2.4. Empirical evidence

We present empirical measurements from the literature of the impact of units on the behaviour of three different systems, namely networks of neurons, social networks and protein dynamics. These systems are commonly modelled using a Gibbs measure to describe the unit dynamics. In each case, the highly connected units turn out to have a saturating or decreasing impact on the behaviour of the system. This provides qualitative evidence that our IDT, indeed, characterizes the dynamical importance of a unit, and, consequently, that highly connected units have a diminishing dynamical importance in a wide variety of complex systems. In each study, it remains an open question which mechanism is responsible for the observed phenomenon. Our work proposes a new candidate explanation for the underlying cause for each case, namely that it is an inherent property of the type of dynamics that govern the units.

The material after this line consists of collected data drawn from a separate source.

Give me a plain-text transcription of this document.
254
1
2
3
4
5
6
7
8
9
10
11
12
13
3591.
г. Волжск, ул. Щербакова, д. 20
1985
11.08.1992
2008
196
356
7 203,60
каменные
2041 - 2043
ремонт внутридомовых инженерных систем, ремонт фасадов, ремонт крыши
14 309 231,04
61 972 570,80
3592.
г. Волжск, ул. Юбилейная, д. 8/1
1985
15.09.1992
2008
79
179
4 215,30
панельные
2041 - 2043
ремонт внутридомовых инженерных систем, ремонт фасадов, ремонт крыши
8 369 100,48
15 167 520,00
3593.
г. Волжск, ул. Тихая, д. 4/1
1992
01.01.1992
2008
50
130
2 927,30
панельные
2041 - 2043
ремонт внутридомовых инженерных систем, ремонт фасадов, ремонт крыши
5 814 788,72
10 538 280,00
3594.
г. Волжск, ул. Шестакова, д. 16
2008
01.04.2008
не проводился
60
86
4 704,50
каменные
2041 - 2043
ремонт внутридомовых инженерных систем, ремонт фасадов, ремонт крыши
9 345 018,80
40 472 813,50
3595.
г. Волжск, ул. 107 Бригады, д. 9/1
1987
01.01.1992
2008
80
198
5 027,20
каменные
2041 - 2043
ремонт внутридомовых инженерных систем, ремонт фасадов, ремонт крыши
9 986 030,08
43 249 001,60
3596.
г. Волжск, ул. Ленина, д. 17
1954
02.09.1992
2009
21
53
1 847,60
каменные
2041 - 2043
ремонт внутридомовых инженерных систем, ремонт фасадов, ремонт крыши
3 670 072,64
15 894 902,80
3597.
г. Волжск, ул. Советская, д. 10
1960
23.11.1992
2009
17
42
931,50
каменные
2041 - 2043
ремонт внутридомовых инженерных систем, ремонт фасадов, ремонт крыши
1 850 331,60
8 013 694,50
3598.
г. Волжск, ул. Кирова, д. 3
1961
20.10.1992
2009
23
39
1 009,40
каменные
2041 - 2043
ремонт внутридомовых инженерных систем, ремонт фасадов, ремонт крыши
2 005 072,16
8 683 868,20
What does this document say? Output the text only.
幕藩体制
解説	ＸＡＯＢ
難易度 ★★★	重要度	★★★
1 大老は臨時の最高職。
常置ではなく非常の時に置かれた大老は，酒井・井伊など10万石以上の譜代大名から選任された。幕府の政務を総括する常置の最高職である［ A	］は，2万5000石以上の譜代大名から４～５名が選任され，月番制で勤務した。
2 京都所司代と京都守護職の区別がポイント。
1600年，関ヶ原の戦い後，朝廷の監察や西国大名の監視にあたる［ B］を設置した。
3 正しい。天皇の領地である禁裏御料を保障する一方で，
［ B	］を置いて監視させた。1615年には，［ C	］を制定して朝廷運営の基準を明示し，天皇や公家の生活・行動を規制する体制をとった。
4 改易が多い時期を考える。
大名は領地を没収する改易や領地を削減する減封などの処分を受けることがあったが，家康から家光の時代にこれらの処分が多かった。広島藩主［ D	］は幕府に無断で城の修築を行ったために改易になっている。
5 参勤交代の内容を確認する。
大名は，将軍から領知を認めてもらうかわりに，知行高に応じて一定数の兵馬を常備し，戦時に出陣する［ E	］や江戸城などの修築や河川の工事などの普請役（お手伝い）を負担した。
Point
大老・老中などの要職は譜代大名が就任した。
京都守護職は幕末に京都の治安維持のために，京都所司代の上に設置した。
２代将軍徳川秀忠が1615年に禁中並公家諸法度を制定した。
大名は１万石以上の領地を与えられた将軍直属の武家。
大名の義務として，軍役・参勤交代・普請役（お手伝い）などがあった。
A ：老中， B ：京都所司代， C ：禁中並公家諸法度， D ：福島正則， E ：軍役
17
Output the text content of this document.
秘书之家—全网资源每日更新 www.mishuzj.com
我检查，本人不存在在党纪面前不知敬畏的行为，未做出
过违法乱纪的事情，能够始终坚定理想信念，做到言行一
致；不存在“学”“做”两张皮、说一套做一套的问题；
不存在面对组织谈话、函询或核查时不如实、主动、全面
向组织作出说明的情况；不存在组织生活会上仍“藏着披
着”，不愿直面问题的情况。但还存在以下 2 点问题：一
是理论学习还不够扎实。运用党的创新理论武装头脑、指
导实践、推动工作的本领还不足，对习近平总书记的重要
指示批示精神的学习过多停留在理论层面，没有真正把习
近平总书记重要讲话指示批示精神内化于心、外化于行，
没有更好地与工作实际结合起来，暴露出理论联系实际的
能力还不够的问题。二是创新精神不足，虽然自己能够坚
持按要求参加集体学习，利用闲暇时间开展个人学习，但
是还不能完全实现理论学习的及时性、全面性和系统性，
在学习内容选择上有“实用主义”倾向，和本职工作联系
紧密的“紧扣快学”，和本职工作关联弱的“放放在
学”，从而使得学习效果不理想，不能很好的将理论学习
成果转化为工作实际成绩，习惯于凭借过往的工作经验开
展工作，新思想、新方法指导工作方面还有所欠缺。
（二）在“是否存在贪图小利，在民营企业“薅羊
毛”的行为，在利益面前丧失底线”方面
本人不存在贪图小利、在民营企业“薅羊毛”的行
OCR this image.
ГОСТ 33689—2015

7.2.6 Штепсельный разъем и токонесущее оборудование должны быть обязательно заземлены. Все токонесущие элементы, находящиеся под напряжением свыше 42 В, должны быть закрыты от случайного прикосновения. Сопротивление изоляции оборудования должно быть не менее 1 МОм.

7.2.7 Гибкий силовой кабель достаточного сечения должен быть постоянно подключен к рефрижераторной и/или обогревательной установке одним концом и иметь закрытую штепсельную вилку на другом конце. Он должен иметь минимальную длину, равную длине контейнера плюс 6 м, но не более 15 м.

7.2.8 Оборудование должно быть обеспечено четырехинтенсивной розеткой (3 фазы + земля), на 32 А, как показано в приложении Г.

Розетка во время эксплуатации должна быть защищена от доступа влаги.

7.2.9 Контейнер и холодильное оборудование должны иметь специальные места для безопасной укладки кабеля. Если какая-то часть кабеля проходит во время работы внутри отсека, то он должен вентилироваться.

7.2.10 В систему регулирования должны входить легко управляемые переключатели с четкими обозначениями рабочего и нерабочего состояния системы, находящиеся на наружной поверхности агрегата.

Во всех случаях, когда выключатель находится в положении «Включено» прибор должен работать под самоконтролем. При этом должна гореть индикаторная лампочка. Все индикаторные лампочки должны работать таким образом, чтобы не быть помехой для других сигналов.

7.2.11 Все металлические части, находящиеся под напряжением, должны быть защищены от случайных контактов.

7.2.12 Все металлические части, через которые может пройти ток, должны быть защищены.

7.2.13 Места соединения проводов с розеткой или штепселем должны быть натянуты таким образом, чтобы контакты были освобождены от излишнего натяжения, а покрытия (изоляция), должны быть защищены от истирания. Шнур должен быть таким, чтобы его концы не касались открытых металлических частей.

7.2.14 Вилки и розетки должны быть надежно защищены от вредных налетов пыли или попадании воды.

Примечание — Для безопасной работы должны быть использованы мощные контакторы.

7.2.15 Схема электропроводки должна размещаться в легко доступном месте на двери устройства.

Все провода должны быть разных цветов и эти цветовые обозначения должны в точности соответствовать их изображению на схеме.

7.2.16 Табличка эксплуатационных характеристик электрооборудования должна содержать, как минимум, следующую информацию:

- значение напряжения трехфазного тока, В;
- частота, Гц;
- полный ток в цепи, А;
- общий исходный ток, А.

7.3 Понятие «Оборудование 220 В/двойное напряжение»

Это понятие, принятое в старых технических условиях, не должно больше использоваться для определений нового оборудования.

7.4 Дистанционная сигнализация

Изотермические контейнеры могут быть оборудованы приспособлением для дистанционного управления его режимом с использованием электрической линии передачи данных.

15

The first evidence is found in the signal processing of in vitro networks of neurons [41]. The denser neurons are placed in a specially prepared Petri dish, the more connections (synapses) each neuron creates with other neurons. In their experiments, Ivenshitz and Segal found that sparsely connected neurons are capable of transmitting their electrical potential to neighbouring neurons, whereas densely connected neurons are unable to trigger network activity even if they are depolarized in order to discharge several action potentials. Their results are summarized in figure 2. In search for the underlying cause, the authors exclude some obvious candidates, such as the ratio of excitatory versus inhibitory connections, the presence of compounds that stimulate neuronal excitability and the size of individual postsynaptic responses. Although the authors do find tell–tale correlations, for example, between the network density and the structure of the dendritic trees, they conclude that the phenomenon is not yet understood. Note that in this experiment, the sparsely connected neuron is embedded in a sparsely connected neural network, whereas the densely connected neuron is in a dense network. A further validation would come from a densely connected neuron embedded in a sparse network in order to disentangle the network's contribution from the individual effect.

Figure 2.

Figure 2.

The level of activity of a set of neurons under a microscope as function of time, after seeding one neuron with an electrical potential (black line). The activity was measured by changes in calcium ion concentrations. These concentrations were detected by imaging fluorescence levels relative to the average fluorescence of the neurons (activity 0) measured prior to activation. In the sparse cultures with few synapses per neuron, the stimulated neuron evokes a network burst of activity in all other neurons in the field after a short delay. By contrast, in the dense cultures with many synapses per neuron, only the stimulated neuron has an increased potential. The data for these plots were kindly provided by Ivenshitz & Segal [41]. (a) Low connectivity and (b) high connectivity.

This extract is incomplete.